University police officer discusses campus safety precautions

Hilltop Views asked University Police Officer Alice Gilroy to comment on the current state of campus security.

The recent uptick in reports of bike thefts and thefts from residential rooms and academic buildings is a sign of the growth of a city, economic conditions, the holiday season, and a lack of personal responsibility.

We cannot do anything about our city growing, the theft for Christmas money, or economic hardships, but we can take more personal responsibility in how we protect ourselves.

When students move on campus they leave the safety and security of their homes and the watchful protection of their parents. They have grown up with an adult making sure the doors are locked, the bike is in the garage, the car is locked, and someone knows where they are and when they will be home.
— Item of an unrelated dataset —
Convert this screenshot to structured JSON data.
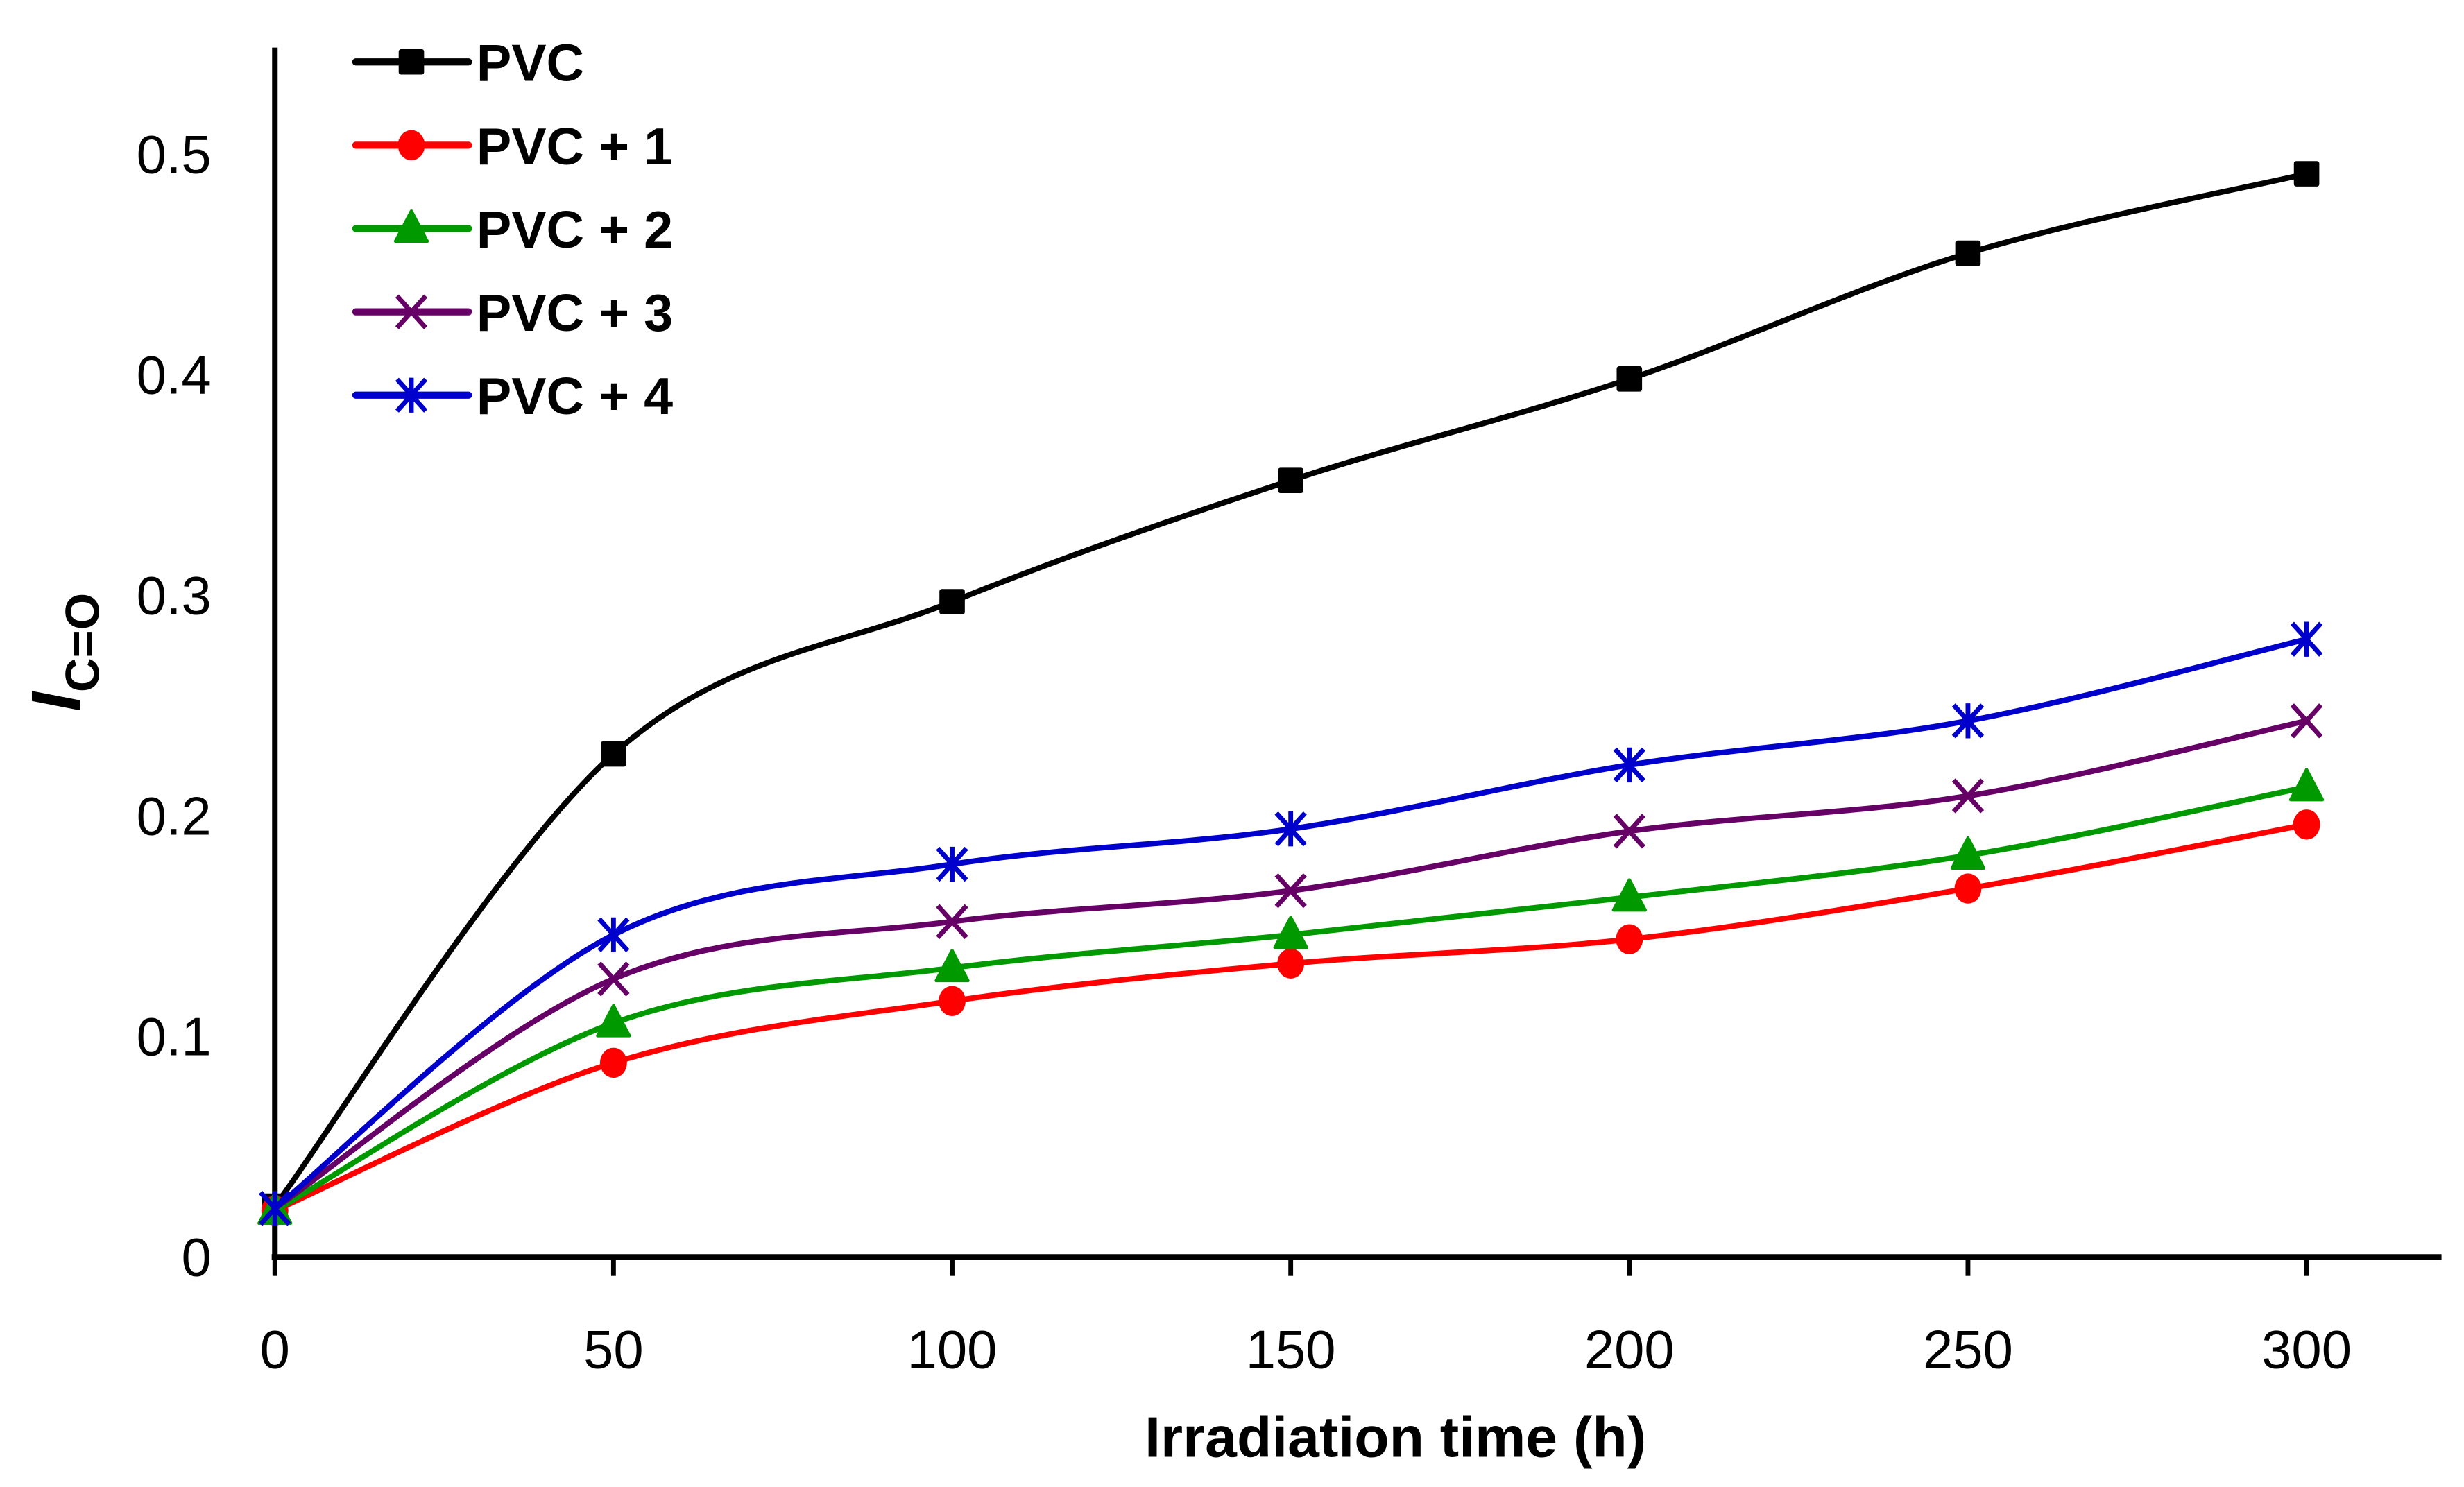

They have grown up with friends their parents probably approved of beforehand.

Their parents have kept out unwanted intruders and taken care of solicitors and scam artists. These young people come to school wanting to make their own adult decisions, but without practice they often become victims to criminals who have years of experience.

Young people who have never lived alone may become too trusting  because of the safety net they have become accustomed to. So they leave their residence doors unlocked, allow people to follow them in to the residence halls without question or walk alone at night.

Because they are making new friends, sometimes they do not have enough time to make good judgments on the character of the person they are partying with. Because they want to be adults and experiment with excessive drinking, they often find themselves in dangerous situations around people they should not trust.

Making yourself safe is not necessarily convenient or fun.

While they never would have considered allowing strangers to walk into their house, now these young people are allowing strangers to stay in their rooms as unreported guests. 

They sleep with their doors open and are surprised to awaken to someone standing over them. They leave money, wallets, and computers unsecured in rooms, or unattended in academic buildings, and are surprised when their property is stolen.

Learning personal responsibility is just part of growing up and leaving home. Unfortunately, it can be a painful experience. UPD deals with a lot of victims who are embarrassed and blame themselves for what has happened. 

They do not want to tell us their computer was stolen because they left their room unlocked while they were at the laundry, in the shower, or sleeping. 

I want to make sure that everyone understands that why it is important to take steps to protect yourself, becoming a victim was not your fault. The personal responsibility of the crime rests solely with the criminal.